Selon cette enquête, cette transformation va permettre à KFBS de commencer à vendre des  crédits carbone sur les marchés internationaux aux entreprises ou particuliers qui voudront compenser leurs émissions de gaz à effet de serre. Ceci malheureusement au détriment des populations qui vivent à l'intérieur ou à proximité de ces forêts car les ressources naturelles leur seront privées en violation du code forestier, notamment l'article 36.

Le marché de carbone en RDC, encore un far west ?

Jusqu'à présent, la RDC a aucun texte légal qui réglemente le marché de crédits carbone. Plusieurs concessionnaires forestiers profitent de ce vide juridique pour vendre leurs crédits carbone sur les marchés internationaux sans reverser le moindre sou au trésor public ou aux communautés autochtones.

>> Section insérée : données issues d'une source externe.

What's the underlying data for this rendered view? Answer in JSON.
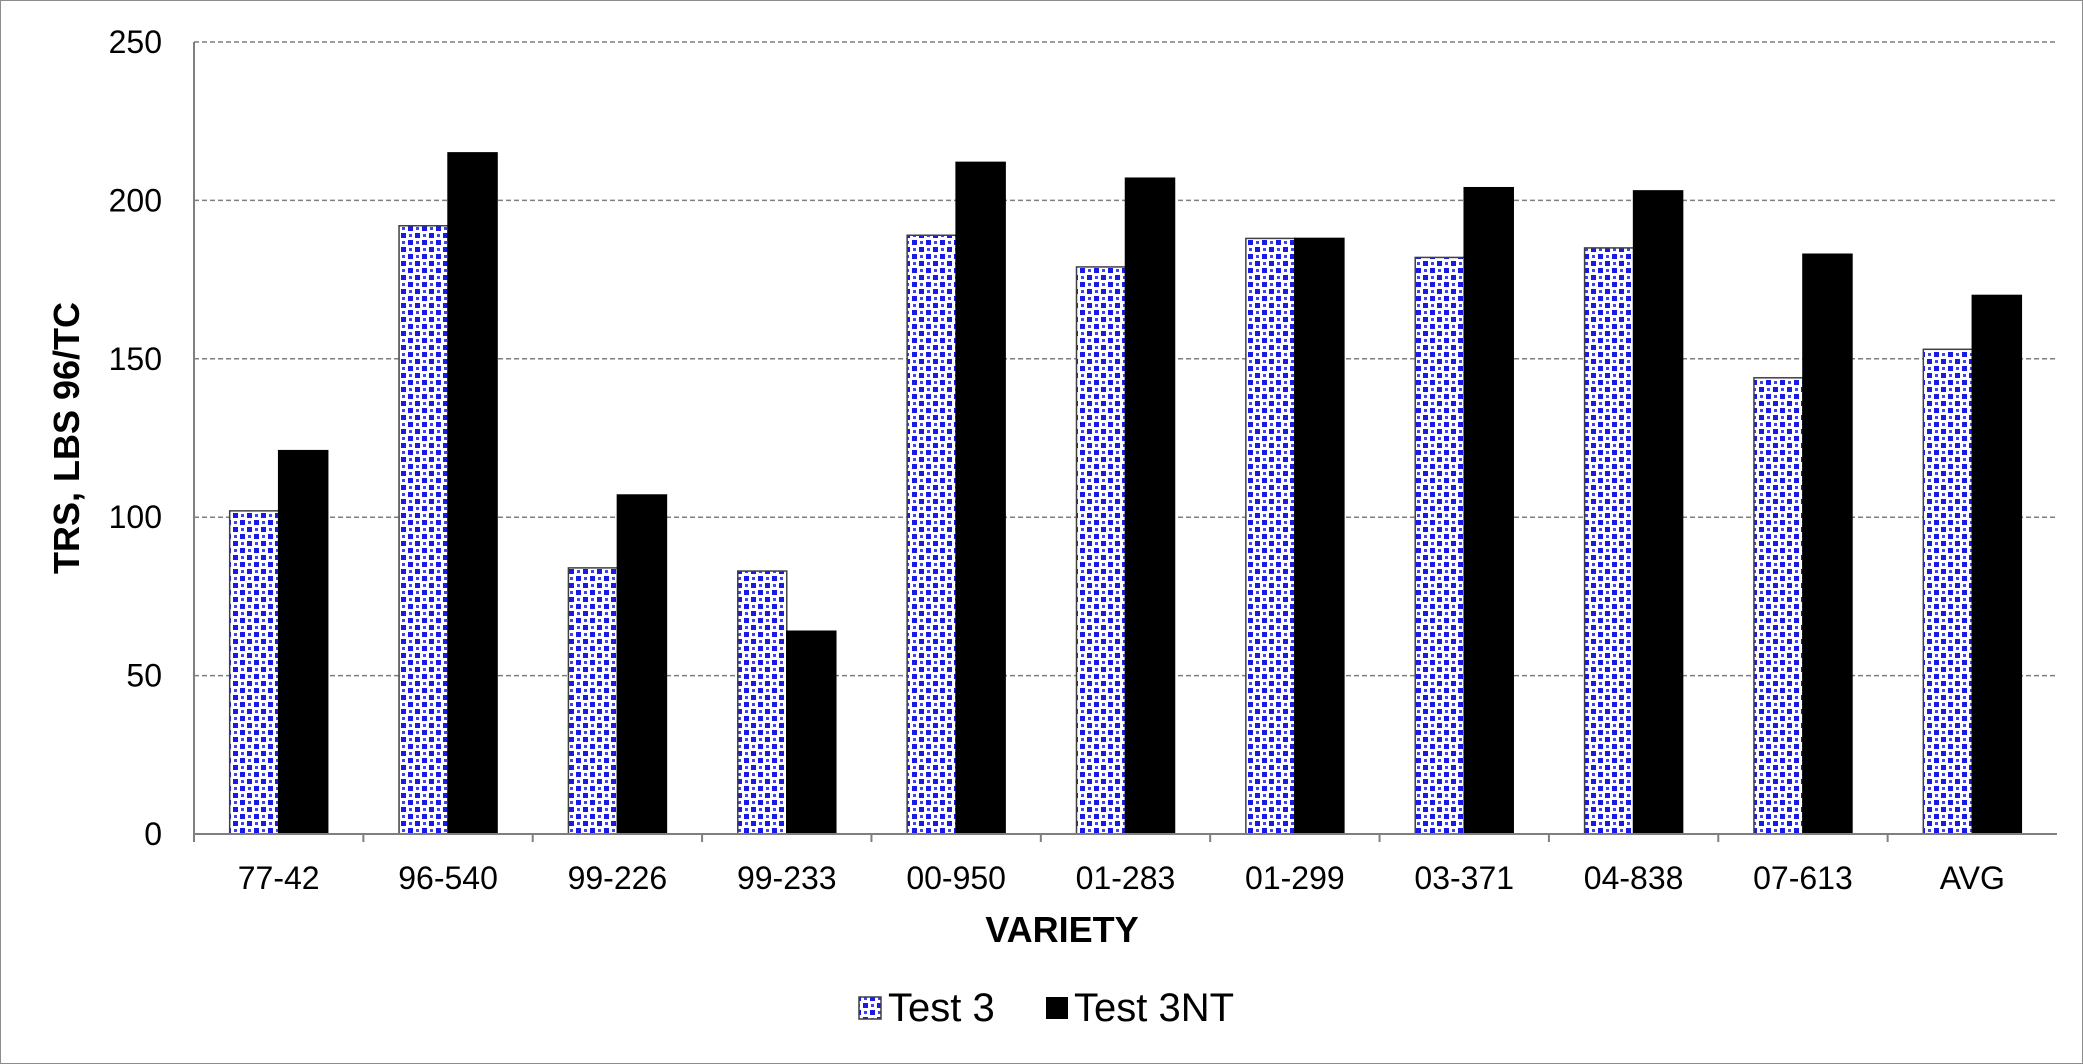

Lors du conseil des ministres du 9 juillet 2021, la vice-premier ministre de l'environnement et de développement durable, Eve Bazaiba, avait fait adopter le projet d'institution de la taxe carbone et de l'autorité de régulation du marché de carbone.

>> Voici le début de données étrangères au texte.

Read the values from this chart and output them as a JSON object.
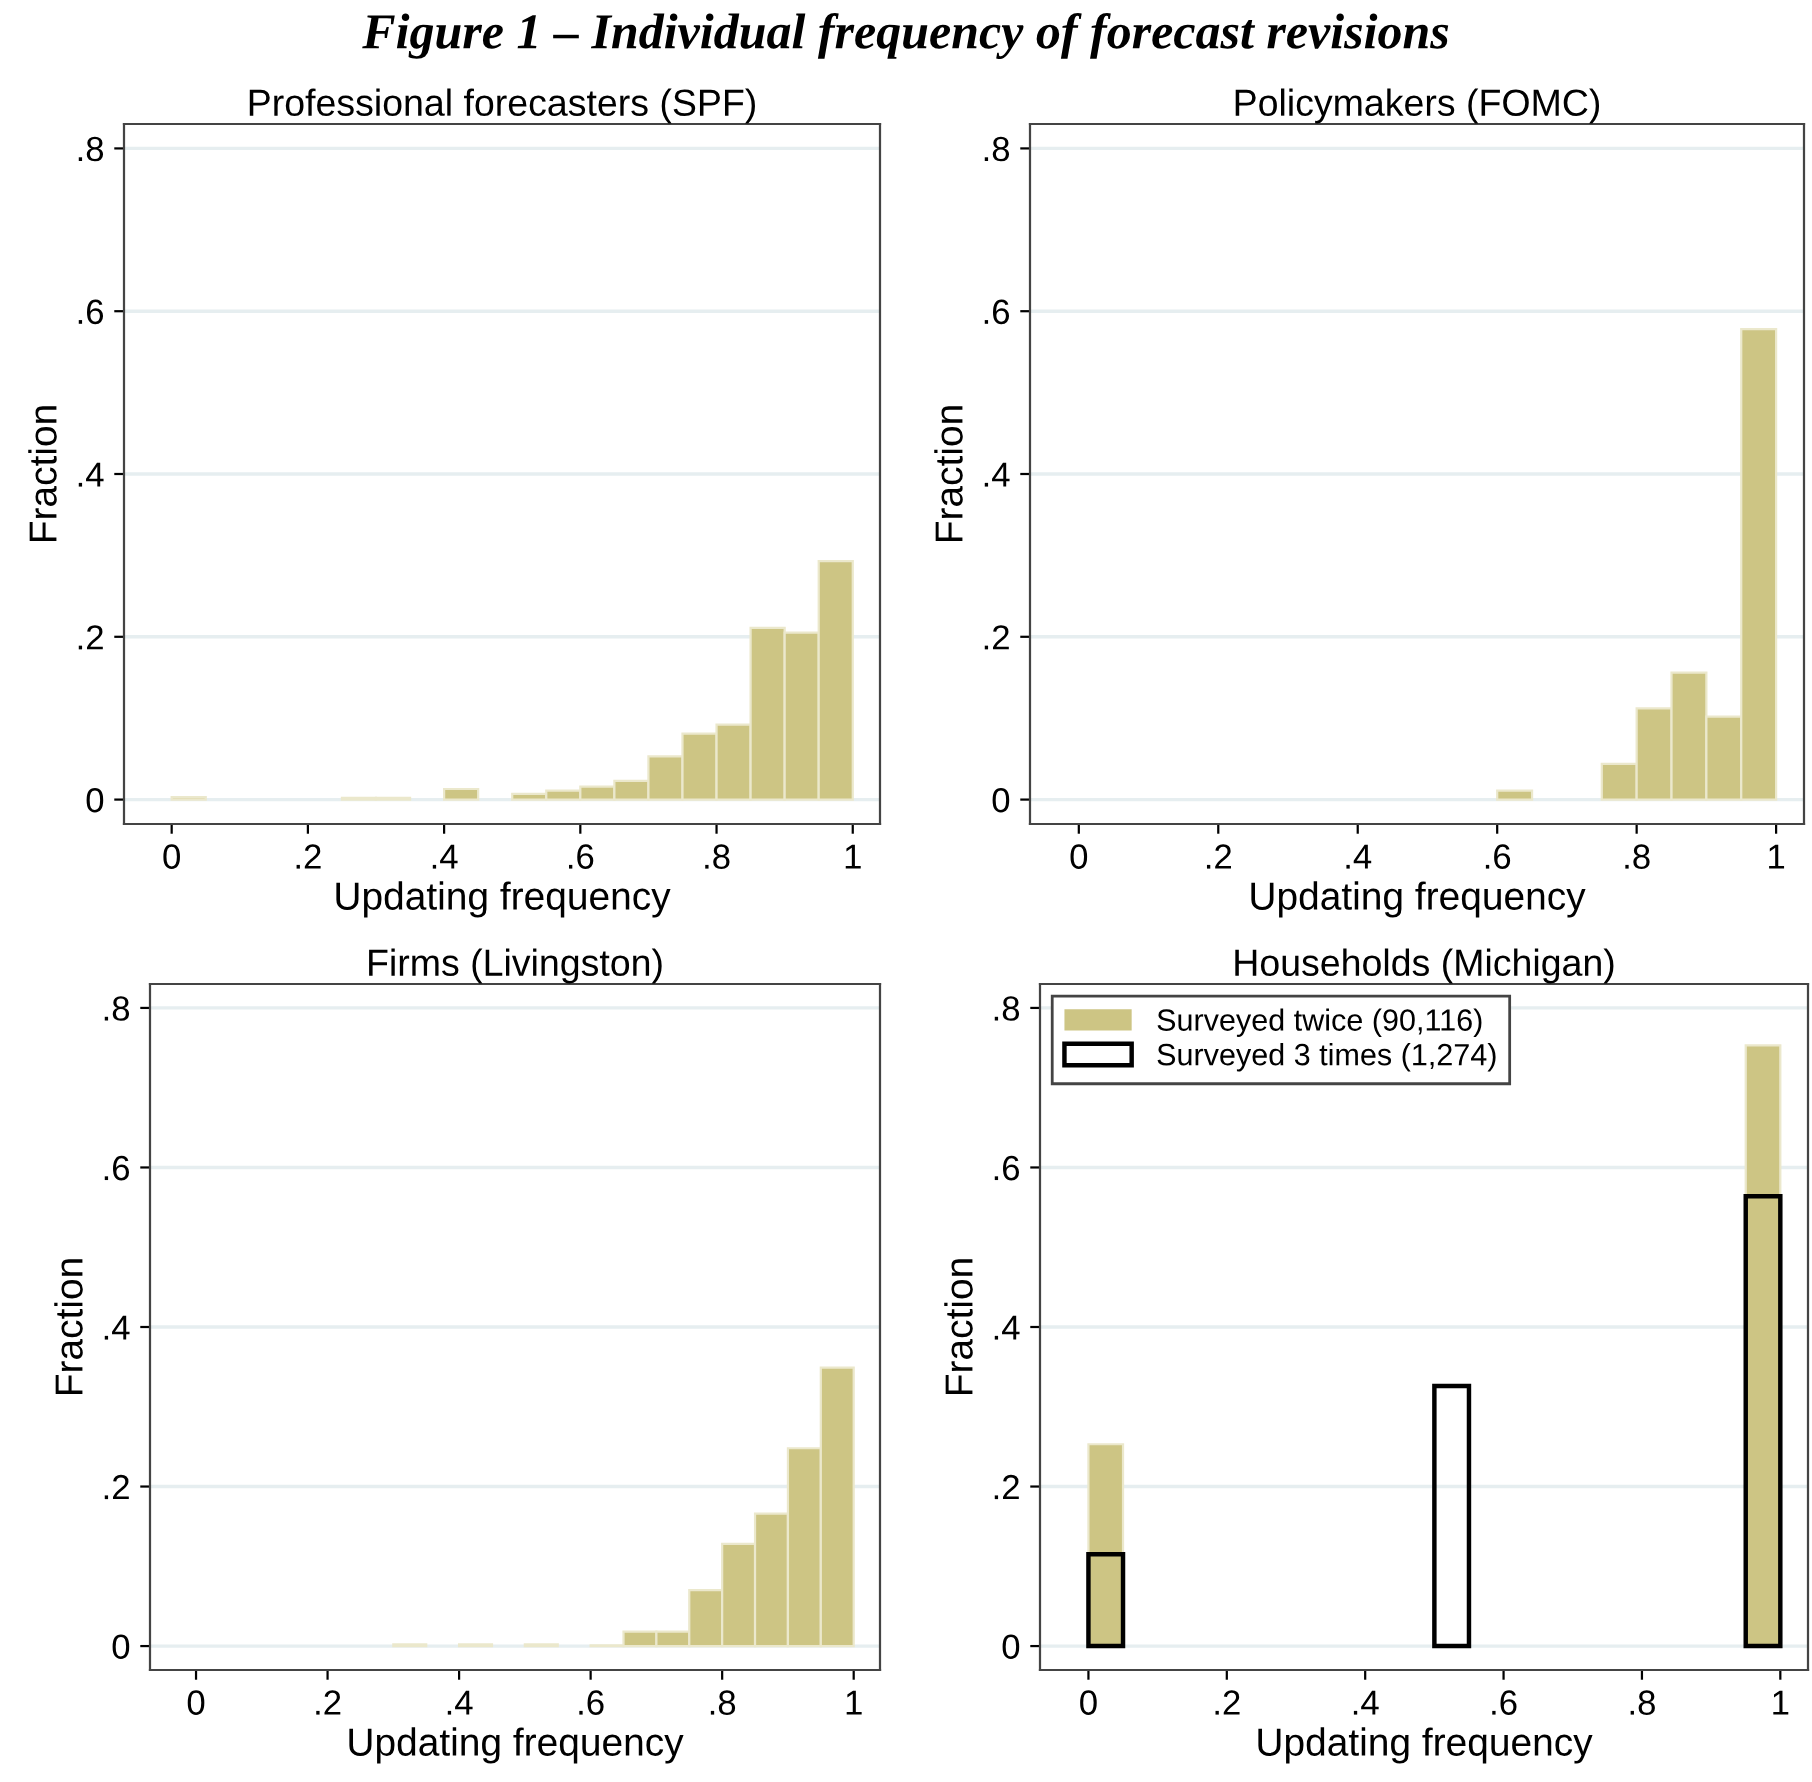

Pour en savoir plus sur l'avancement de ce projet, 7SUR7.CD a posé la question au Dr Joseph Malassi, conseiller climat de la vice-premier ministre. Il nous a répondu que les textes sont en cours de rédaction.

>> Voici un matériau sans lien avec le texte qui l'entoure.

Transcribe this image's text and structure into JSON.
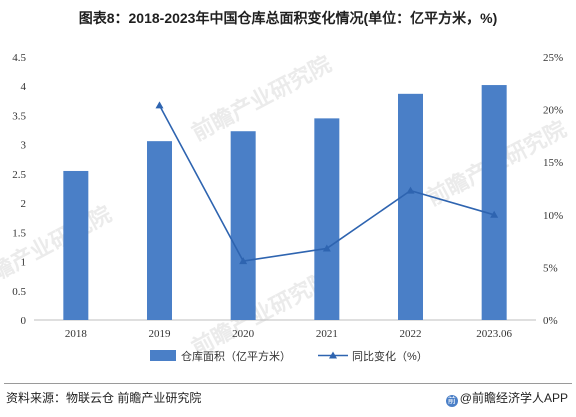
{
  "title": "图表8：2018-2023年中国仓库总面积变化情况(单位：亿平方米，%)",
  "watermark": "前瞻产业研究院",
  "footer": {
    "source": "资料来源：物联云仓 前瞻产业研究院",
    "credit": "@前瞻经济学人APP"
  },
  "chart_data": {
    "type": "bar",
    "categories": [
      "2018",
      "2019",
      "2020",
      "2021",
      "2022",
      "2023.06"
    ],
    "series": [
      {
        "name": "仓库面积（亿平方米）",
        "type": "bar",
        "axis": "left",
        "color": "#4a7fc7",
        "values": [
          2.55,
          3.06,
          3.23,
          3.45,
          3.87,
          4.02
        ]
      },
      {
        "name": "同比变化（%）",
        "type": "line",
        "axis": "right",
        "marker": "triangle",
        "color": "#2e64b0",
        "values": [
          null,
          20.4,
          5.6,
          6.8,
          12.3,
          10.0
        ]
      }
    ],
    "y_left": {
      "ylim": [
        0,
        4.5
      ],
      "ticks": [
        "0",
        "0.5",
        "1",
        "1.5",
        "2",
        "2.5",
        "3",
        "3.5",
        "4",
        "4.5"
      ]
    },
    "y_right": {
      "ylim": [
        0,
        25
      ],
      "ticks": [
        "0%",
        "5%",
        "10%",
        "15%",
        "20%",
        "25%"
      ]
    },
    "legend": "bottom",
    "grid": false
  }
}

"Les textes sont en constitution. C'est l'une des raisons pour lesquelles les choses traînent un peu. Mais le ministère y travaille", a-t-il brièvement répondu.

C'est suite à ce vide juridique et la non-maîtrise du secteur par les fonctionnaires de l'Etat chargés de contrôler les projets REDD+ (Réduction des émissions dues à la déforestation et à la dégradation des forêts) que la famille américaine Blattner a vendu plus d’un million de crédits carbone de sa concession acquise en 2009 dans le territoire d'Isangi à des dizaines d’entités à travers le monde sans que le gouvernement ne le sache, à en croire cette enquête.

Selon El País/Planeta Futuro, parmi les entités auxquelles la famille Blattner a vendu les crédits carbone figurent la compagnie aérienne américaine Delta Airlines, la municipalité de Davos, en Suisse, la société de voyage britannique Exodus Travels, la société de logistique suédoise Scanlog et les  universités Marymount de Californie et l’université de Tasmanie en Australie.

Notons que les sociétés Sodefor et Forabola sont visées par des manifestations populaires depuis quelques jours à Basoko. La société civile de ce territoire les accuse, entre autres, de détruire les terres de peuples autochtones, d'empêcher la population d'accéder aux ressources naturelles de la forêt et de violation des droits de l'homme.